Recent Murders in the UK Reveal the Prejudice against Discussing Anti-Gay Bigotry When It Comes from Muslims https://mosaicmagazine.com/picks/politics-current-affairs/2020/06/recent-murders-in-the-uk-reveal-the-prejudice-against-discussing-anti-gay-bigotry-when-it-comes-from-muslims/

June 24, 2020 | Douglas Murray
About the author: Douglas Murray is an associate editor at the Spectator and author of, most recently, The War on the West

Last Saturday, Khairi Saadallah fatally stabbed three homosexual men in the English town of Reading. Douglas Murray comments on the British media’s strange response:

It has since emerged that the twenty-five-year-old suspect, who is now in police custody, came to the UK from Libya in 2012. He is reported to have come to the attention of MI5 last year as an individual who had the potential to travel overseas for terrorism purposes. . . . So far, [however], there has been almost no interest expressed in the possible motives of the attacker. Quite possibly there is a mental-health component. . . . But anything else to see here? Any other reason why a migrant from Libya who was given asylum in the UK might want to go around stabbing gay men? Well who would even ask such questions? What do you want to find? Bigot.

But if the attacker from Saturday night had been a white skinhead, or a neo-Nazi, or had been wearing a big red MAGA hat, I am fairly confident that the gay press and all of the mainstream media would be crawling over every angle of this story by now with an unparalleled fury, hurling allegations of “adjacency” against all of their favorite enemies. As it is I am reminded of nothing so much as story after story over recent years. Stories like when Omar Mateen walked into the Pulse nightclub in Orlando, Florida four years ago and gunned down 49 people.

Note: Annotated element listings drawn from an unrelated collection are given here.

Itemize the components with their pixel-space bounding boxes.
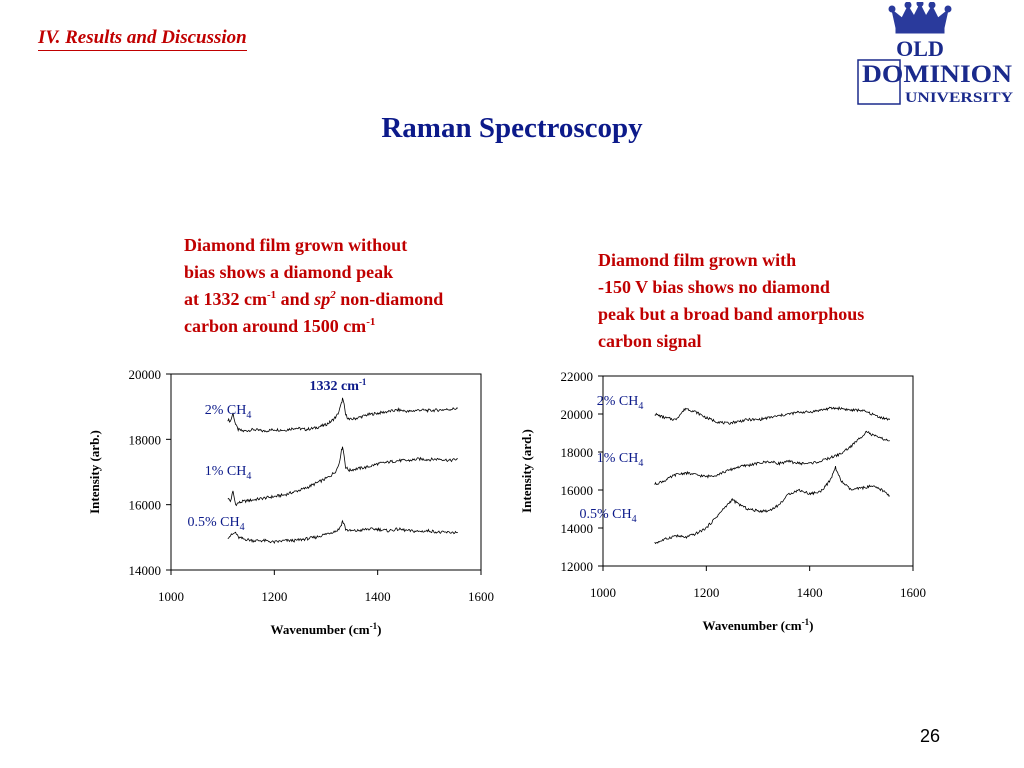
right-caption-line-2: -150 V bias shows no diamond: [598, 277, 830, 297]
y-tick-label: 16000: [129, 498, 162, 513]
y-tick-label: 18000: [561, 445, 594, 460]
logo-line-1: OLD: [896, 36, 944, 61]
series-line: [654, 406, 891, 425]
peak-annotation: 1332 cm-1: [310, 377, 367, 394]
series-line: [227, 397, 459, 433]
series-label: 1% CH4: [597, 451, 644, 469]
x-axis-label: Wavenumber (cm-1): [703, 617, 814, 633]
x-tick-label: 1600: [468, 589, 494, 604]
right-caption: Diamond film grown with -150 V bias show…: [598, 247, 864, 355]
x-tick-label: 1400: [365, 589, 391, 604]
university-logo: OLD DOMINION UNIVERSITY: [857, 2, 1013, 106]
left-caption-line-2: bias shows a diamond peak: [184, 262, 394, 282]
crown-icon: [888, 2, 952, 34]
right-caption-line-4: carbon signal: [598, 331, 702, 351]
y-tick-label: 14000: [129, 563, 162, 578]
y-tick-label: 14000: [561, 521, 594, 536]
x-tick-label: 1000: [590, 585, 616, 600]
series-label: 1% CH4: [205, 464, 252, 482]
y-axis-label: Intensity (arb.): [87, 430, 102, 514]
y-tick-label: 22000: [561, 369, 594, 384]
right-caption-line-1: Diamond film grown with: [598, 250, 797, 270]
left-caption-line-4: carbon around 1500 cm-1: [184, 316, 376, 336]
right-caption-line-3: peak but a broad band amorphous: [598, 304, 865, 324]
y-tick-label: 12000: [561, 559, 594, 574]
x-axis-label: Wavenumber (cm-1): [271, 621, 382, 637]
series-label: 2% CH4: [205, 403, 252, 421]
x-tick-label: 1200: [261, 589, 287, 604]
y-tick-label: 20000: [561, 407, 594, 422]
section-heading: IV. Results and Discussion: [38, 26, 247, 51]
page-number: 26: [919, 726, 940, 746]
series-line: [227, 519, 458, 545]
series-line: [654, 466, 891, 545]
series-line: [654, 430, 890, 486]
y-tick-label: 16000: [561, 483, 594, 498]
x-tick-label: 1000: [158, 589, 184, 604]
logo-line-3: UNIVERSITY: [905, 90, 1013, 106]
slide-title: Raman Spectroscopy: [381, 112, 643, 144]
x-tick-label: 1400: [797, 585, 823, 600]
y-tick-label: 20000: [129, 367, 162, 382]
series-line: [227, 446, 458, 507]
right-raman-chart: 12000 14000 16000 18000 20000 22000 1000 1200 14…: [519, 369, 926, 633]
x-tick-label: 1600: [900, 585, 926, 600]
left-raman-chart: 14000 16000 18000 20000 1000 1200 1400 1600 Wave…: [87, 367, 494, 637]
series-label: 0.5% CH4: [187, 515, 244, 533]
x-tick-label: 1200: [693, 585, 719, 600]
series-label: 0.5% CH4: [579, 507, 636, 525]
plot-frame: [170, 373, 482, 571]
left-caption: Diamond film grown without bias shows a …: [184, 232, 443, 340]
logo-line-2: DOMINION: [862, 61, 1012, 88]
left-caption-line-1: Diamond film grown without: [184, 235, 408, 255]
plot-frame: [602, 375, 914, 567]
y-axis-label: Intensity (ard.): [519, 429, 534, 513]
series-label: 2% CH4: [597, 394, 644, 412]
left-caption-line-3: at 1332 cm-1 and sp2 non-diamond: [184, 289, 444, 309]
y-tick-label: 18000: [129, 432, 162, 447]
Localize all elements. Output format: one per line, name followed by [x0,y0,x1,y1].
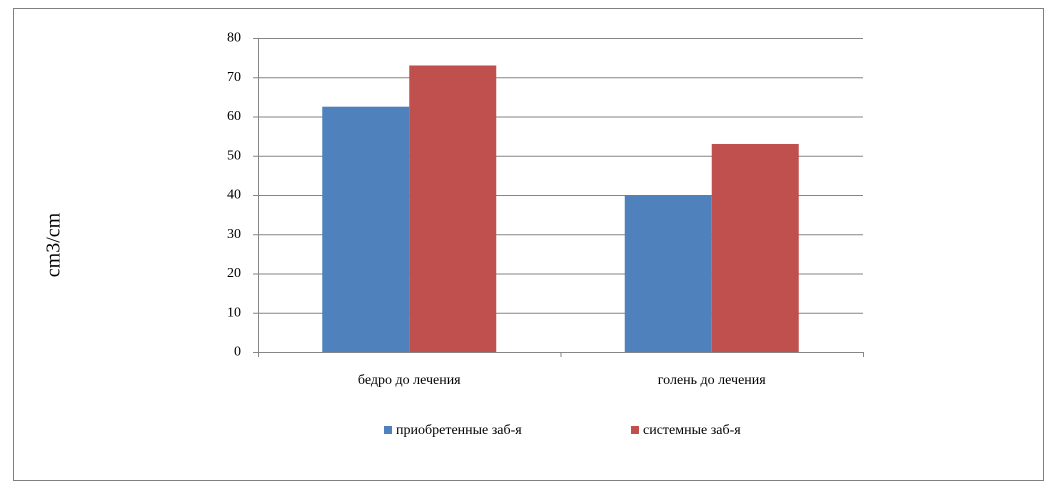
y-tick-label: 40 [227,188,241,203]
y-tick-label: 80 [227,31,241,46]
legend-label: системные заб-я [643,423,741,438]
y-tick-label: 60 [227,109,241,124]
bar [322,106,410,352]
y-axis-label: cm3/cm [43,212,65,277]
y-tick-label: 10 [227,305,241,320]
y-tick-label: 30 [227,227,241,242]
legend-swatch [631,426,639,434]
y-tick-label: 0 [234,345,241,360]
bar [409,65,497,352]
y-tick-label: 50 [227,148,241,163]
x-tick-label: бедро до лечения [358,373,461,388]
chart-frame [13,8,1044,481]
legend-swatch [384,426,392,434]
y-tick-label: 20 [227,266,241,281]
bar [711,143,799,352]
x-tick-label: голень до лечения [658,373,767,388]
y-tick-label: 70 [227,70,241,85]
legend-label: приобретенные заб-я [396,423,522,438]
bar [624,195,712,352]
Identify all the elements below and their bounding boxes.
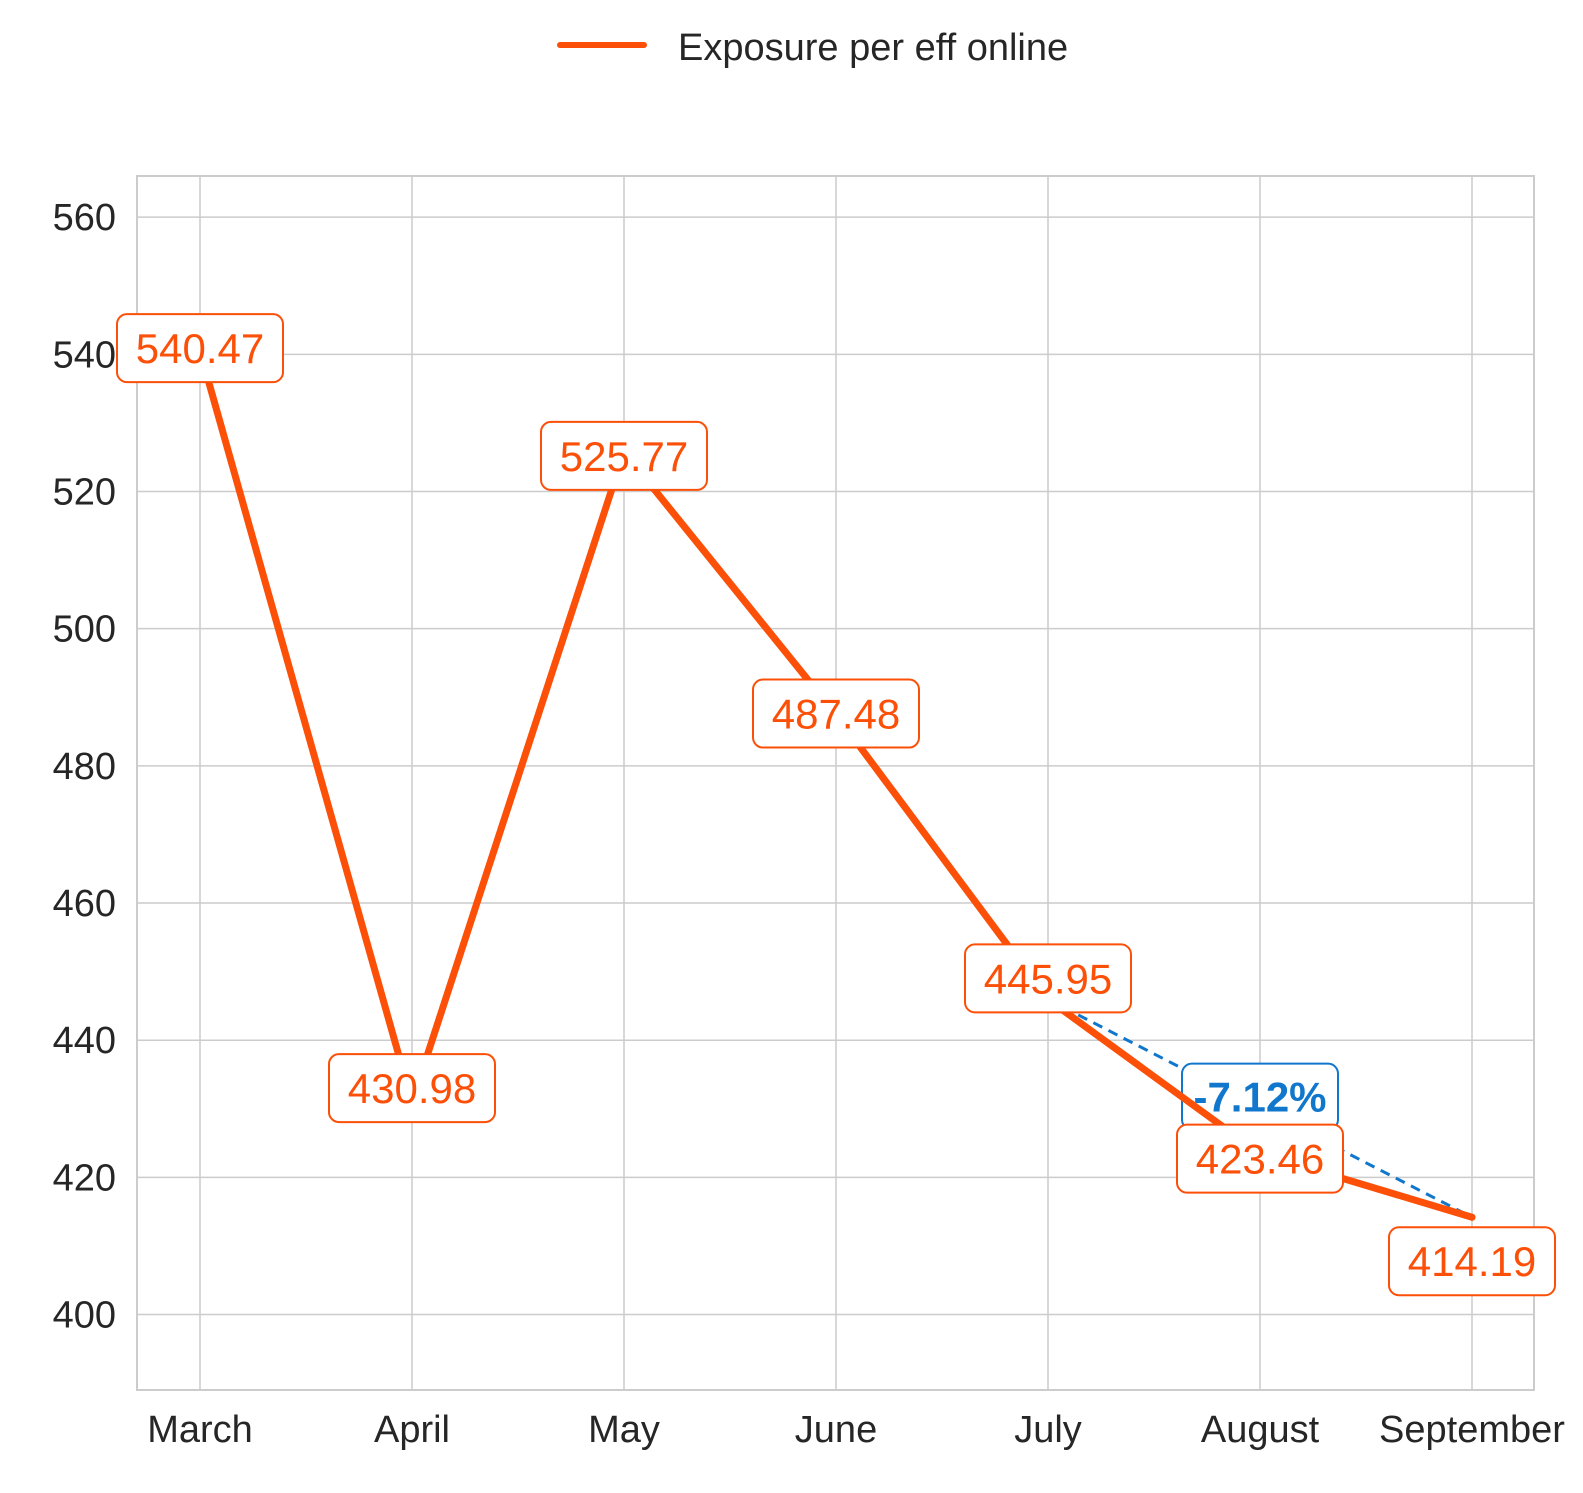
y-tick-label: 460: [53, 883, 116, 925]
value-label: 430.98: [348, 1065, 476, 1112]
x-tick-label: April: [374, 1409, 450, 1451]
x-tick-label: August: [1201, 1409, 1320, 1451]
y-tick-label: 440: [53, 1020, 116, 1062]
y-tick-label: 520: [53, 472, 116, 514]
y-axis: 400 420 440 460 480 500 520 540 560: [53, 197, 116, 1336]
y-tick-label: 500: [53, 609, 116, 651]
value-label-box: [964, 943, 1132, 1014]
grid: [137, 176, 1534, 1390]
value-label: 525.77: [560, 433, 688, 480]
value-label-box: [1176, 1123, 1344, 1194]
x-tick-label: May: [588, 1409, 660, 1451]
value-label-box: [116, 313, 284, 384]
x-tick-label: March: [147, 1409, 253, 1451]
value-labels: 540.47 430.98 525.77 487.48 445.95 423.46 414.…: [116, 313, 1556, 1297]
x-axis: March April May June July August September: [147, 1409, 1565, 1451]
value-label-box: [328, 1053, 496, 1124]
plot-frame: [136, 175, 1535, 1391]
legend: Exposure per eff online: [557, 27, 1068, 69]
y-tick-label: 560: [53, 197, 116, 239]
y-tick-label: 480: [53, 746, 116, 788]
x-tick-label: September: [1379, 1409, 1565, 1451]
value-label-box: [1388, 1226, 1556, 1297]
value-label-box: [752, 678, 920, 749]
value-label-box: [540, 420, 708, 491]
value-label: 540.47: [136, 325, 264, 372]
y-tick-label: 420: [53, 1157, 116, 1199]
y-tick-label: 540: [53, 334, 116, 376]
value-label: 423.46: [1196, 1136, 1324, 1183]
x-tick-label: June: [795, 1409, 877, 1451]
legend-label: Exposure per eff online: [678, 27, 1068, 69]
change-percent-label: -7.12%: [1193, 1074, 1326, 1121]
value-label: 445.95: [984, 955, 1112, 1002]
value-label: 414.19: [1408, 1238, 1536, 1285]
data-point: [1468, 1213, 1476, 1221]
x-tick-label: July: [1014, 1409, 1082, 1451]
value-label: 487.48: [772, 691, 900, 738]
y-tick-label: 400: [53, 1295, 116, 1337]
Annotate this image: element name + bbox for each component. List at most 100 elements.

People know after a story like this that it isn’t good. . . . But they have made a very basic calculation. The calculation is that dead gays aren’t good. But they aren’t as bad—indeed they are a price worth paying—compared to asking any of the questions that sane people would ask after an attack like this. . . . The fear [is] that talking about Islamic homophobia as a potential motive in this case might increase prejudice of some other kind. It’s a calculation of a very cynical and inept kind.